Chiedere adesso una revisione delle Comunità montane mi sembrerebbe
strumentale, anche se logicamente mi adeguerò sempre a qualsiasi legge». Dal
centrodestra, comunque, non arrivano ancora veri e propri proclami, ma
soltanto auspici: «Speriamo che cambi qualcosa - esordisce il sindaco
leghista di Sestriere Valter Marin, destinato a diventare il referente politico
della Regione in alta valle - bisogna essere seri: è ora che si dica
finalmente cosa è montano e cosa no.

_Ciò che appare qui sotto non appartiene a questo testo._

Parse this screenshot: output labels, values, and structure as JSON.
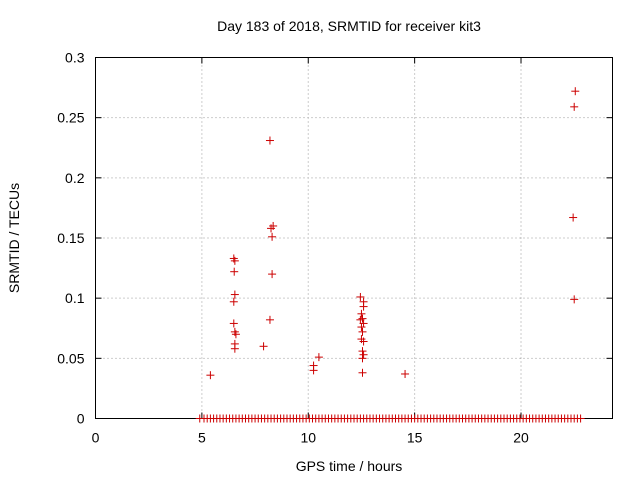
{
  "chart_data": {
    "type": "scatter",
    "title": "Day 183 of 2018, SRMTID for receiver kit3",
    "xlabel": "GPS time / hours",
    "ylabel": "SRMTID / TECUs",
    "xlim": [
      0,
      24.3
    ],
    "ylim": [
      0,
      0.3
    ],
    "xticks": [
      0,
      5,
      10,
      15,
      20
    ],
    "xtick_labels": [
      "0",
      "5",
      "10",
      "15",
      "20"
    ],
    "yticks": [
      0,
      0.05,
      0.1,
      0.15,
      0.2,
      0.25,
      0.3
    ],
    "ytick_labels": [
      "0",
      "0.05",
      "0.1",
      "0.15",
      "0.2",
      "0.25",
      "0.3"
    ],
    "grid": true,
    "marker": "+",
    "series": [
      {
        "name": "SRMTID kit3",
        "color": "#cc0000",
        "points": [
          [
            5.4,
            0.036
          ],
          [
            6.5,
            0.133
          ],
          [
            6.55,
            0.131
          ],
          [
            6.52,
            0.122
          ],
          [
            6.55,
            0.103
          ],
          [
            6.5,
            0.097
          ],
          [
            6.5,
            0.079
          ],
          [
            6.55,
            0.072
          ],
          [
            6.6,
            0.07
          ],
          [
            6.55,
            0.062
          ],
          [
            6.55,
            0.058
          ],
          [
            7.9,
            0.06
          ],
          [
            8.2,
            0.231
          ],
          [
            8.35,
            0.16
          ],
          [
            8.25,
            0.158
          ],
          [
            8.3,
            0.151
          ],
          [
            8.3,
            0.12
          ],
          [
            8.2,
            0.082
          ],
          [
            10.25,
            0.04
          ],
          [
            10.25,
            0.044
          ],
          [
            10.5,
            0.051
          ],
          [
            12.45,
            0.101
          ],
          [
            12.6,
            0.097
          ],
          [
            12.6,
            0.093
          ],
          [
            12.5,
            0.087
          ],
          [
            12.55,
            0.083
          ],
          [
            12.45,
            0.082
          ],
          [
            12.6,
            0.079
          ],
          [
            12.5,
            0.076
          ],
          [
            12.55,
            0.072
          ],
          [
            12.5,
            0.066
          ],
          [
            12.6,
            0.064
          ],
          [
            12.55,
            0.056
          ],
          [
            12.6,
            0.053
          ],
          [
            12.55,
            0.05
          ],
          [
            12.55,
            0.038
          ],
          [
            14.55,
            0.037
          ],
          [
            22.45,
            0.167
          ],
          [
            22.5,
            0.099
          ],
          [
            22.5,
            0.259
          ],
          [
            22.55,
            0.272
          ],
          [
            4.9,
            0
          ],
          [
            5.1,
            0
          ],
          [
            5.25,
            0
          ],
          [
            5.4,
            0
          ],
          [
            5.55,
            0
          ],
          [
            5.7,
            0
          ],
          [
            5.85,
            0
          ],
          [
            6.0,
            0
          ],
          [
            6.15,
            0
          ],
          [
            6.3,
            0
          ],
          [
            6.45,
            0
          ],
          [
            6.6,
            0
          ],
          [
            6.75,
            0
          ],
          [
            6.9,
            0
          ],
          [
            7.05,
            0
          ],
          [
            7.2,
            0
          ],
          [
            7.35,
            0
          ],
          [
            7.5,
            0
          ],
          [
            7.65,
            0
          ],
          [
            7.8,
            0
          ],
          [
            7.95,
            0
          ],
          [
            8.1,
            0
          ],
          [
            8.25,
            0
          ],
          [
            8.4,
            0
          ],
          [
            8.55,
            0
          ],
          [
            8.7,
            0
          ],
          [
            8.85,
            0
          ],
          [
            9.0,
            0
          ],
          [
            9.15,
            0
          ],
          [
            9.3,
            0
          ],
          [
            9.45,
            0
          ],
          [
            9.6,
            0
          ],
          [
            9.75,
            0
          ],
          [
            9.9,
            0
          ],
          [
            10.05,
            0
          ],
          [
            10.2,
            0
          ],
          [
            10.35,
            0
          ],
          [
            10.5,
            0
          ],
          [
            10.65,
            0
          ],
          [
            10.8,
            0
          ],
          [
            10.95,
            0
          ],
          [
            11.1,
            0
          ],
          [
            11.25,
            0
          ],
          [
            11.4,
            0
          ],
          [
            11.55,
            0
          ],
          [
            11.7,
            0
          ],
          [
            11.85,
            0
          ],
          [
            12.0,
            0
          ],
          [
            12.15,
            0
          ],
          [
            12.3,
            0
          ],
          [
            12.45,
            0
          ],
          [
            12.6,
            0
          ],
          [
            12.75,
            0
          ],
          [
            12.9,
            0
          ],
          [
            13.05,
            0
          ],
          [
            13.2,
            0
          ],
          [
            13.35,
            0
          ],
          [
            13.5,
            0
          ],
          [
            13.65,
            0
          ],
          [
            13.8,
            0
          ],
          [
            13.95,
            0
          ],
          [
            14.1,
            0
          ],
          [
            14.25,
            0
          ],
          [
            14.4,
            0
          ],
          [
            14.55,
            0
          ],
          [
            14.7,
            0
          ],
          [
            14.85,
            0
          ],
          [
            15.0,
            0
          ],
          [
            15.15,
            0
          ],
          [
            15.3,
            0
          ],
          [
            15.45,
            0
          ],
          [
            15.6,
            0
          ],
          [
            15.75,
            0
          ],
          [
            15.9,
            0
          ],
          [
            16.05,
            0
          ],
          [
            16.2,
            0
          ],
          [
            16.35,
            0
          ],
          [
            16.5,
            0
          ],
          [
            16.65,
            0
          ],
          [
            16.8,
            0
          ],
          [
            16.95,
            0
          ],
          [
            17.1,
            0
          ],
          [
            17.25,
            0
          ],
          [
            17.4,
            0
          ],
          [
            17.55,
            0
          ],
          [
            17.7,
            0
          ],
          [
            17.85,
            0
          ],
          [
            18.0,
            0
          ],
          [
            18.15,
            0
          ],
          [
            18.3,
            0
          ],
          [
            18.45,
            0
          ],
          [
            18.6,
            0
          ],
          [
            18.75,
            0
          ],
          [
            18.9,
            0
          ],
          [
            19.05,
            0
          ],
          [
            19.2,
            0
          ],
          [
            19.35,
            0
          ],
          [
            19.5,
            0
          ],
          [
            19.65,
            0
          ],
          [
            19.8,
            0
          ],
          [
            19.95,
            0
          ],
          [
            20.1,
            0
          ],
          [
            20.25,
            0
          ],
          [
            20.4,
            0
          ],
          [
            20.55,
            0
          ],
          [
            20.7,
            0
          ],
          [
            20.85,
            0
          ],
          [
            21.0,
            0
          ],
          [
            21.15,
            0
          ],
          [
            21.3,
            0
          ],
          [
            21.45,
            0
          ],
          [
            21.6,
            0
          ],
          [
            21.75,
            0
          ],
          [
            21.9,
            0
          ],
          [
            22.05,
            0
          ],
          [
            22.2,
            0
          ],
          [
            22.35,
            0
          ],
          [
            22.5,
            0
          ],
          [
            22.65,
            0
          ],
          [
            22.8,
            0
          ]
        ]
      }
    ]
  }
}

Questa mega Comunità credo sia la più
assurda di tutte quelle che hanno istituito: le strategie, le mentalità, gli
obiettivi e le realtà economiche dei tre tenitori sono totalmente diverse,
questo nuovo ente non può soddisfare le loro esigenze». Per Marin l'ideale
sarebbe una nuova Comunità montana che metta insieme tutta l'alta valle Susa e
le valli Chisone e Germanasca.
Una soluzione che
piace anche a Franco Capra, sindaco di Claviere e capogruppo di minoranza in
Comunità montana: «Questo accorpamento è anomalo e credo che un ragionamento
vada fatto, perché esistono delle oggettive difficoltà di gestione. Cosa centra
Avigliana con Claviere? Nessuno dice che uno è meglio dell'altro, semplicemente
sono realtà troppo diverse fra loro. Unire la parte alta della val Chisone e
della val Sangone con l'alta valle Susa poteva avere un senso. E poi se si
chiama Comunità montana, montana dev'essere: credo sia necessario trovare delle
soluzioni anzitutto a tutela dei comuni».
Daniela Ruffino,
sindaca Pdl di Giaveno, annuncia già di voler chiedere a Cota un incontro in
cui affrontare la questione delle Comunità montane e in particolare di questa
maxi Comunità, facendosi portavoce dei disagi della val Sangone e di tutti i
19 comuni che sono all'opposizione: «Mi pare evidente che la legge di
riordino non è stata ben pensata: gli stanziamenti per un ente così grande sono
insufficienti e quei pochi che ci sono vengono gestiti male da questa maggioranza,
con scelte politiche che mirano ad affossarci. Vogliamo chiedere al presidente
un incontro per fargli presente la situazione di questa Comunità, che così
com'è non funziona. Sentiremo cosa ci dirà e di lì vedremo se e come muoverci».
Ma secondo Antonio
Ferrentino, sindaco di Sant'Antonino e per 10 anni presidente della bassa
valle, è anzitutto la classe politica valsusina che deve recitare il "mea
culpa" se oggi si ritrova un ente così grande e così difficile da gestire:
«Continuo a credere che questo accorpamento sia stato un errore storico, ma
la colpa è anche nostra: se a suo tempo i sindaci di alta e bassa valle si
fossero messi d'accordo per creare un unico ente, oggi non ci sarebbero tutte
queste difficoltà. Invece l'alta valle, confidando di rimanere autonoma, ha
rifiutato questa soluzione che continuo a credere sia la più logica. Da
Bardonecchia a Caselette abbiamo già un unico sistema di gestione per
trasporti, rifiuti e socio assistenza, mentre la val Sangone è di fatto un
elemento più estraneo al nostro bacino». Se dunque la giunta regionale
decidesse di rivedere la geografia delle Comunità montane, Ferrentino (Sinistra
ecologia libertà) sposerebbe subito la soluzione di un ente tutto valsusino. «Non
credo però che sia così semplice - confida - la mia vera paura è che
prima o poi le Comunità montane vengano chiuse in modo virtuale, togliendo loro
i fondi, o definitivo, con un evidente danno per i nostri tenitori».